人が多すぎで、大模型はゆっくりと見れなかったので、かなりイラついた。安藤事務所の所員が大模型を前に何か説明しているのだが、一種のイベント化しているようで余計なパフォーマンスだと感じた。特に大阪城の天守閣に大阪市長(平松さん)と府知事(橋下さん)の顔写真を貼りましたというコメントが聞こえてきたので一気に興ざめた。
また、10mドローイングは安藤さんはこんな作品をよく出したものだなと思うほどガサツなドローイングで失望してしまった。大きけりゃ良いんだというくらいガサツな作品だった。このガサツさはひょっとしたら安藤建築の綻びてきているのではないかと心配になる。
去年暮に兵庫県立美術館でブラジル展をしていた、その中にフランシスコ・ファリアという人の鉛筆ドローイングを見て、僕も描きたい!と思ったのだが、その作品を一度見て来い!と言いたい。

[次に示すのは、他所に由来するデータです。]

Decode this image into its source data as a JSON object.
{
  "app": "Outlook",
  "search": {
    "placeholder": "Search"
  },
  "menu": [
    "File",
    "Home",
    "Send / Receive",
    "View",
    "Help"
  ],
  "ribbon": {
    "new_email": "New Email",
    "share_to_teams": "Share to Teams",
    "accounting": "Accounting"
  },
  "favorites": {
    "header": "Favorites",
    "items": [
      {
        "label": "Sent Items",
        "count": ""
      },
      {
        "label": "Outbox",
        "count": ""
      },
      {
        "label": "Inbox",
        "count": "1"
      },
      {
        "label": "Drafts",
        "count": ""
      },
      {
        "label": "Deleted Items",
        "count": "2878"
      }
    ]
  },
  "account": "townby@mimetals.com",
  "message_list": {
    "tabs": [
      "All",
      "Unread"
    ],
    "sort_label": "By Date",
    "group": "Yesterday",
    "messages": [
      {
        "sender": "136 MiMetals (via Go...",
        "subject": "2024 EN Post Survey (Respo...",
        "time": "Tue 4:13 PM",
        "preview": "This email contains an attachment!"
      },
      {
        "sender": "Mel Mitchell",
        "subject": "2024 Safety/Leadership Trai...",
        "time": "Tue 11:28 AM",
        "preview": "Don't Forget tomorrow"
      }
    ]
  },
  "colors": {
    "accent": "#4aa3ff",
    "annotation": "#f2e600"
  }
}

安藤建築はミースの言う、「Less is more」を体言しているのが本髄だと思うのだが
何となく「Large is more」となってきているのではないかと危惧してしまう。
アルベルト・シューペイアーを想ってしまった。
建築展を後にして、大正の画廊で3人の作家のオープニングがあるとのことで行く。
作家は僕より年上だと思われる人。(名前を失念してしまった)
一つ興味があったのが、キャンバスを小さな砂で覆い一見、波が退いた後のような波紋を残した風情を作り3個の小石を微妙なバランスで置いてある作品。見えない緊張感があった。
イタリアのレオ・レオーニという作家が小石ばかり描いた作品を思い出した。
その後、さらに福島の画廊へ行く。
こちらも、一人の作家の作品展のオープニング。
結構、有名な人のようだ。
一つの作品が、建築を凌駕するような驚きをいつも期待するのだが、守ってあげなくてはならない印象がある。床の間に飾ることでしか成立しないような淡い作品のように思った。